Remember, the direction of the whipped stitches must all go the same way, and therefore you must choose before you start what that direction will be. Here are 2 lines of whipped backstitch done in opposite directions.
Whipped Backstitch Uses
Whipped backstitch is a handy stitch for many sewing projects, but especially for outlining embroidery. Sewing around the edge of a finished shape or starting by sewing an outline of this stitch gives the embroidered design an elegant and controlled framework. A whipped backstitch is ideal for outlining embroidery letters and numbers. It is a stitch that is an excellent addition to any piece of embroidered work because it can create a border following a straight line, or the stitch can follow a curved line without a break in the continuity of the stitching.
Tips for Perfect Whipped Backstitch
Tips to learn to make your whipped backstitch look professional:
- DIRECTION - Keep the stitching on the whipping side all going in the same direction.
- COLORS - Using two different colors for the stitch and the whipped stitch makes an interesting contrast for the stitch.
- NEEDLE CHOICE - Choose a sharp-tipped needle enabling you to push the needle and thread comfortably through the fabric for the backstitch. Use a tapestry needle for the whipping stitch. The blunt end will go under the backstitch comfortably without snagging. This is important because catching part of the backstitch in the beginning will upset the neat, clean lines.

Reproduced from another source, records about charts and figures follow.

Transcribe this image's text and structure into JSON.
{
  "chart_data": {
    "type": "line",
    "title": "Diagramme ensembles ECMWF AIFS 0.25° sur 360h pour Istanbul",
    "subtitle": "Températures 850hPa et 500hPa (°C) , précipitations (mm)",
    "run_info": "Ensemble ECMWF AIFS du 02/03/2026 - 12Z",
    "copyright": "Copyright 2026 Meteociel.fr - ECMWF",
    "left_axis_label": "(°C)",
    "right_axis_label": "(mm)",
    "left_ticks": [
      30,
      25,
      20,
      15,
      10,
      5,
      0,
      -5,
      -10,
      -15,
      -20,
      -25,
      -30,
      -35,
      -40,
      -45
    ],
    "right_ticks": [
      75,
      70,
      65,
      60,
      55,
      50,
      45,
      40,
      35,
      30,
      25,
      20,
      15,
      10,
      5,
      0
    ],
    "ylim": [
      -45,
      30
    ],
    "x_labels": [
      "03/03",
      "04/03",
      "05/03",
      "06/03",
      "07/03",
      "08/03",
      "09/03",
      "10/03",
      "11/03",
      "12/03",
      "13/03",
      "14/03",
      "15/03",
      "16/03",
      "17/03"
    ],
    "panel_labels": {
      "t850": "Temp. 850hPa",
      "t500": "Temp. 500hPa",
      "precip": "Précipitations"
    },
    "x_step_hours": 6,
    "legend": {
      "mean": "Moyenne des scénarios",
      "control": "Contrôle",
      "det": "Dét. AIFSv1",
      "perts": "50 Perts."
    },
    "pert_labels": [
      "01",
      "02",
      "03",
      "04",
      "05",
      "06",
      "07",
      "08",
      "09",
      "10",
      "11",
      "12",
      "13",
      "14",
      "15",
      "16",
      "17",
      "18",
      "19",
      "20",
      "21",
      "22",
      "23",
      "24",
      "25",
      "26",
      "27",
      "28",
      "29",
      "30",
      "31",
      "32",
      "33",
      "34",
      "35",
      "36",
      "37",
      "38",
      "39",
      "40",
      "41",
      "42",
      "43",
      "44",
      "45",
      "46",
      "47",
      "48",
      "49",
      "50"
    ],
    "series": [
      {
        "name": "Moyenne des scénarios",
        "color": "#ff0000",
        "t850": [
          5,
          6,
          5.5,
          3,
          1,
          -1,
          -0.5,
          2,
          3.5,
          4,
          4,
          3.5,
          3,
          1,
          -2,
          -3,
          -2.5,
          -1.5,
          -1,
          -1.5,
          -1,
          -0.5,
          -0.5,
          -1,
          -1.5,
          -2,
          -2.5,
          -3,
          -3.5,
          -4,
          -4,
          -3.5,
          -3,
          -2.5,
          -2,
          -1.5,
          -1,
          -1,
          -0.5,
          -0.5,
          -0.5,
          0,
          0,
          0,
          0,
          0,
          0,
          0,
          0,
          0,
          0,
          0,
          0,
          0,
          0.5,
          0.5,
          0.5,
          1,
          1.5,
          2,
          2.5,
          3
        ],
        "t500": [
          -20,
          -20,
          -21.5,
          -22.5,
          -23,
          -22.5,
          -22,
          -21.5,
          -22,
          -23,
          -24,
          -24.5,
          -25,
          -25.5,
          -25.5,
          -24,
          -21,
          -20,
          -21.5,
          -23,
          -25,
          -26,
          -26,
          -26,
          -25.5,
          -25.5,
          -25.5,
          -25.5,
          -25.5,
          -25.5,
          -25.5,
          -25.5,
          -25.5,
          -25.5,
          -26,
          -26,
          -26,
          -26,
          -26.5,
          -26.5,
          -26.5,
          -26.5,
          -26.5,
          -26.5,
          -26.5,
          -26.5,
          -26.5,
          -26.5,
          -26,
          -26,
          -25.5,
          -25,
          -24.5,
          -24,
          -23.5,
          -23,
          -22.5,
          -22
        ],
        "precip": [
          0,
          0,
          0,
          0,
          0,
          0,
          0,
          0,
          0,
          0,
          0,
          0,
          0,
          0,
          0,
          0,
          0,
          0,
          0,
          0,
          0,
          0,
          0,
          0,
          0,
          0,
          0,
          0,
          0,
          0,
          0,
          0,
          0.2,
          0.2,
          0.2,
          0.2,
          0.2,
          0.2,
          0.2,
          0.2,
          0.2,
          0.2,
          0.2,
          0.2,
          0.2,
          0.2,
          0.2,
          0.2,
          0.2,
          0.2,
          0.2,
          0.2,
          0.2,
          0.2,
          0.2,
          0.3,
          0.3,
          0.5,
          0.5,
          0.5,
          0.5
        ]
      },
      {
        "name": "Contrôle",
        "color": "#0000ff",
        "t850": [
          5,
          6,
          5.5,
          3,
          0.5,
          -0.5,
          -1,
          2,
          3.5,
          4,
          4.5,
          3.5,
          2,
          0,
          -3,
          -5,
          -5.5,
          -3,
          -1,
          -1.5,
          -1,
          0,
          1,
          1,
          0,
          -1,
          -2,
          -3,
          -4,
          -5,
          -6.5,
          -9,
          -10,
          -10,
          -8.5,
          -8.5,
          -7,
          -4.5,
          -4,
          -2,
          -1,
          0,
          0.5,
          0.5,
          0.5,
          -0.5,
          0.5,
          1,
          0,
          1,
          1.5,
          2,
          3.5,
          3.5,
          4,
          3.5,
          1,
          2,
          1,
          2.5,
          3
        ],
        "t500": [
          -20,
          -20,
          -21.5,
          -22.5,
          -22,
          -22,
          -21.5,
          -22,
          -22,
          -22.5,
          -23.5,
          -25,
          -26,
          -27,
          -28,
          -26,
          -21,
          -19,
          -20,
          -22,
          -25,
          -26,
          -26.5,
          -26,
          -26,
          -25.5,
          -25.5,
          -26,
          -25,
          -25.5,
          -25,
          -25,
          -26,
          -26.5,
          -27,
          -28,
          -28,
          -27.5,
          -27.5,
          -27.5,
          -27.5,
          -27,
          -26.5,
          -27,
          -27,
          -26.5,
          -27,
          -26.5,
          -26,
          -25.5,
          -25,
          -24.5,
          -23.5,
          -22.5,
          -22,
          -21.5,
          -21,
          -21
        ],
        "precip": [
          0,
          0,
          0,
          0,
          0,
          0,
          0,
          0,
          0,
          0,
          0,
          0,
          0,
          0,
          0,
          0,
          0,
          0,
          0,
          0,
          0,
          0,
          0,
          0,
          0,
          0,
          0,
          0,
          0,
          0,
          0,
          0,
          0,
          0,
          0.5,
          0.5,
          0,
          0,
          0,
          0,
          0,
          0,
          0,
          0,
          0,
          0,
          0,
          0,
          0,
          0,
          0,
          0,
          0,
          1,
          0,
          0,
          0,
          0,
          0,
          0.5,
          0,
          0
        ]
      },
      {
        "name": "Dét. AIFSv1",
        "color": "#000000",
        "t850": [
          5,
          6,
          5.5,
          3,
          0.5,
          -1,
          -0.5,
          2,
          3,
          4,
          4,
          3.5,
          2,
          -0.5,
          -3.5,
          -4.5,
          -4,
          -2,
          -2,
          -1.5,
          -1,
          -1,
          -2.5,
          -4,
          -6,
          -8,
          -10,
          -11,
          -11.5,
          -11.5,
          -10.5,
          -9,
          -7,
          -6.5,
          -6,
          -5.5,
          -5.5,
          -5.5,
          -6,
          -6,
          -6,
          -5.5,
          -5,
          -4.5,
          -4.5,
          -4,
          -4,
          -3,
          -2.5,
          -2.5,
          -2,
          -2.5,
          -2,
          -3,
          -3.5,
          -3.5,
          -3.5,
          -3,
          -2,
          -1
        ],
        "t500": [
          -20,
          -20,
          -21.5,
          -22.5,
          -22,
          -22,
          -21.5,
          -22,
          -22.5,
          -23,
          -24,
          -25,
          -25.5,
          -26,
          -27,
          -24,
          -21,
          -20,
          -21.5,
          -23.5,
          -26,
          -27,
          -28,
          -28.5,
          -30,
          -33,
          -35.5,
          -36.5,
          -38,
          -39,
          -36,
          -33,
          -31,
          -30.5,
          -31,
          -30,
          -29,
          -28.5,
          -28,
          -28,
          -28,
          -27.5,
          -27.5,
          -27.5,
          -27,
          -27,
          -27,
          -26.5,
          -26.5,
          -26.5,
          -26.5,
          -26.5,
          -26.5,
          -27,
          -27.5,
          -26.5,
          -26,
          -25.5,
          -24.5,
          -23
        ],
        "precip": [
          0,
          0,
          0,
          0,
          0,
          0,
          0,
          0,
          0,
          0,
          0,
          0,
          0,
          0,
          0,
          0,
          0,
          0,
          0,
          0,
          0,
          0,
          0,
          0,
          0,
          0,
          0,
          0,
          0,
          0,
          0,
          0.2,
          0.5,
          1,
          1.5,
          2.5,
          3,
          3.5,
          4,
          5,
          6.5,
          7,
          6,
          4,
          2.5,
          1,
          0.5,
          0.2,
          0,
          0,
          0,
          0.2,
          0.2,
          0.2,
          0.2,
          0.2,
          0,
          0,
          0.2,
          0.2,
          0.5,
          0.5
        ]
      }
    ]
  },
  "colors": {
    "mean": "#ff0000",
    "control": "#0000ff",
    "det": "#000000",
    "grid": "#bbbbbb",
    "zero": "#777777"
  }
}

- STITCH LENGTH - Make the backstitch sizes a length you can manage to keep evenly spaced and a size you can control the tension evenly.
- THREAD CHOICE - Different thickness’s of thread will alter the impact of the design. A whipped backstitch can resemble a corded rope with thick threads and Perle cottons, while a very delicate pattern is achieved through the use of single strands of embroidery floss.
- USE FOR OUTLINING - Use the whipped backstitch to embroider a picture and fill in colored areas as if you were painting with the stitch. Sew back and forth over the design keeping the stitches close together to fill each area.
Alternatives to Whipped Backstitch
Couching is another basic embroidery stitch that gives a similar appearance to whipped backstitch. Couching is better suited to thick yarns and threads.
Whipped Backstitch - In Conclusion
You will never be accused of being a bit backward in your sewing skills by learning whipped backstitch! It is an elementary and very understated stitch perfect for outlining and creating textured lines.